From the beginning, Betty’s act had a hypnotic effect not just on Bimbo, but on just about everyone and everything in the constantly “morphing” Fleischer universe. Not even inanimate objects were immune to Betty’s charms. Betty always managed to fend off her numerous lecherous suitors without ever quite seeming to understand their behavior toward her. “Do you like your job?” asks Betty’s harassing employer in a cartoon titled “Boop-oop-a-doop.” The lout whispers his desires in Betty’s ear as his hand caresses her thigh in sensuous strokes. First surprised, then enraged, Betty slaps his face in reply, singing, “You can feed me bread and water, or a great big bale of hay, but don’t take my boop-oop-a-doop away!”
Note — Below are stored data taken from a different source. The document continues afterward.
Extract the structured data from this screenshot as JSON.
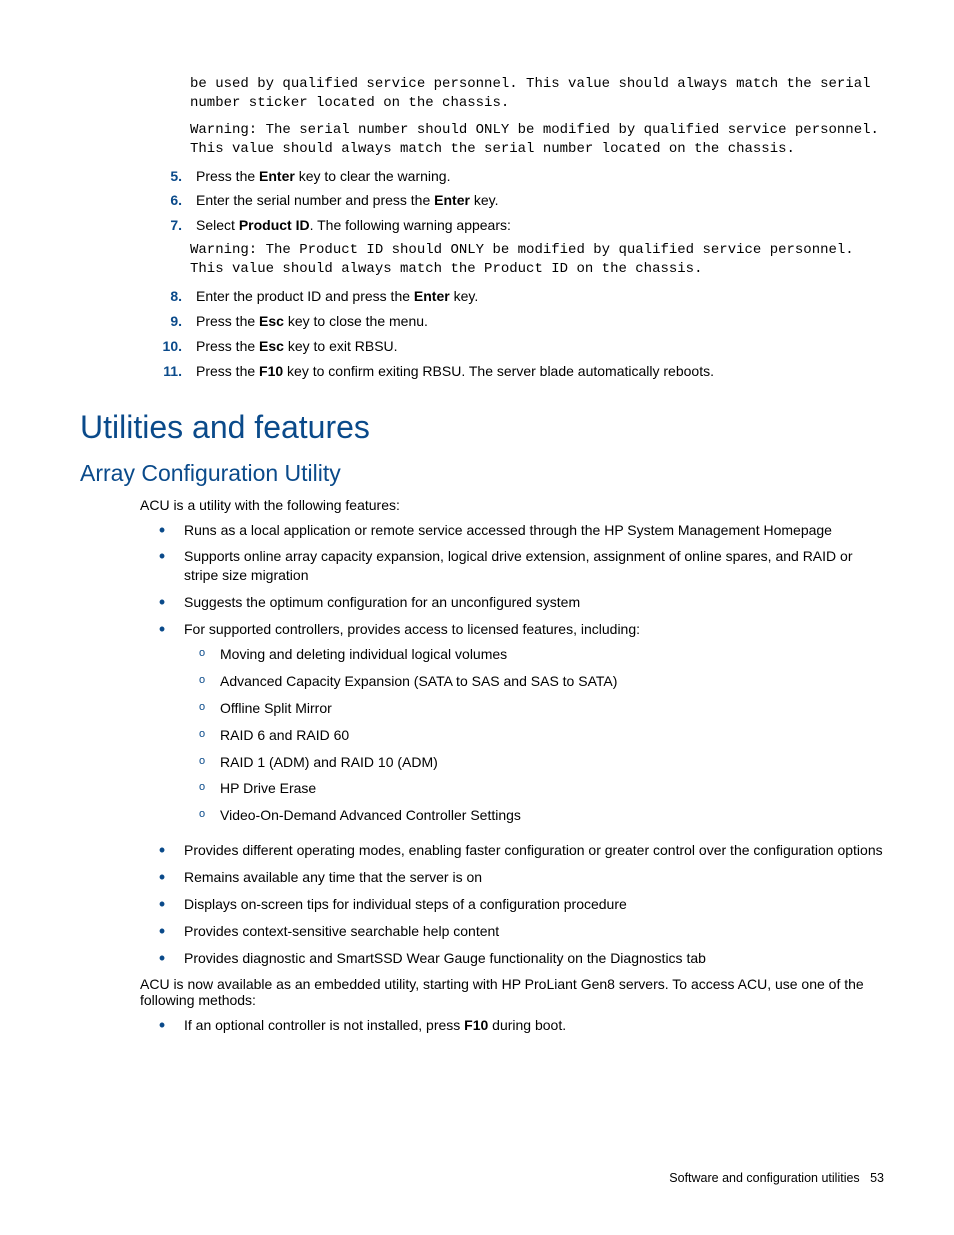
{
  "pre": {
    "p1": "be used by qualified service personnel. This value should always match the serial number sticker located on the chassis.",
    "p2": "Warning: The serial number should ONLY be modified by qualified service personnel. This value should always match the serial number located on the chassis."
  },
  "steps": [
    {
      "n": "5.",
      "pre": "Press the ",
      "bold": "Enter",
      "post": " key to clear the warning."
    },
    {
      "n": "6.",
      "pre": "Enter the serial number and press the ",
      "bold": "Enter",
      "post": " key."
    },
    {
      "n": "7.",
      "pre": "Select ",
      "bold": "Product ID",
      "post": ". The following warning appears:",
      "mono": "Warning: The Product ID should ONLY be modified by qualified service personnel. This value should always match the Product ID on the chassis."
    },
    {
      "n": "8.",
      "pre": "Enter the product ID and press the ",
      "bold": "Enter",
      "post": " key."
    },
    {
      "n": "9.",
      "pre": "Press the ",
      "bold": "Esc",
      "post": " key to close the menu."
    },
    {
      "n": "10.",
      "pre": "Press the ",
      "bold": "Esc",
      "post": " key to exit RBSU."
    },
    {
      "n": "11.",
      "pre": "Press the ",
      "bold": "F10",
      "post": " key to confirm exiting RBSU. The server blade automatically reboots."
    }
  ],
  "h1": "Utilities and features",
  "h2": "Array Configuration Utility",
  "acu_intro": "ACU is a utility with the following features:",
  "features": [
    {
      "t": "Runs as a local application or remote service accessed through the HP System Management Homepage"
    },
    {
      "t": "Supports online array capacity expansion, logical drive extension, assignment of online spares, and RAID or stripe size migration"
    },
    {
      "t": "Suggests the optimum configuration for an unconfigured system"
    },
    {
      "t": "For supported controllers, provides access to licensed features, including:",
      "sub": [
        "Moving and deleting individual logical volumes",
        "Advanced Capacity Expansion (SATA to SAS and SAS to SATA)",
        "Offline Split Mirror",
        "RAID 6 and RAID 60",
        "RAID 1 (ADM) and RAID 10 (ADM)",
        "HP Drive Erase",
        "Video-On-Demand Advanced Controller Settings"
      ]
    },
    {
      "t": "Provides different operating modes, enabling faster configuration or greater control over the configuration options"
    },
    {
      "t": "Remains available any time that the server is on"
    },
    {
      "t": "Displays on-screen tips for individual steps of a configuration procedure"
    },
    {
      "t": "Provides context-sensitive searchable help content"
    },
    {
      "t": "Provides diagnostic and SmartSSD Wear Gauge functionality on the Diagnostics tab"
    }
  ],
  "acu_outro": "ACU is now available as an embedded utility, starting with HP ProLiant Gen8 servers. To access ACU, use one of the following methods:",
  "methods": [
    {
      "pre": "If an optional controller is not installed, press ",
      "bold": "F10",
      "post": " during boot."
    }
  ],
  "footer": {
    "label": "Software and configuration utilities",
    "page": "53"
  }
}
At the hands of her Times Square-based animators, Betty achieved a realism of feminine motion said to have been acquired through careful observation of the exaggerated strutting of that neighborhood’s ladies of the night. Certainly the occasional but quite detailed glimpses of Betty’s silhouetted form (which was often revealed by having Betty pass in front of an animated light source) demonstrate the animators’ keen grasp of the feminine anatomy.
During the heyday of such risqué screen sirens as Mae West, the Fleischer animators felt free to allow freak gusts of wind to raise her skirt - decades before Marylin Monroe straddled a subway grate.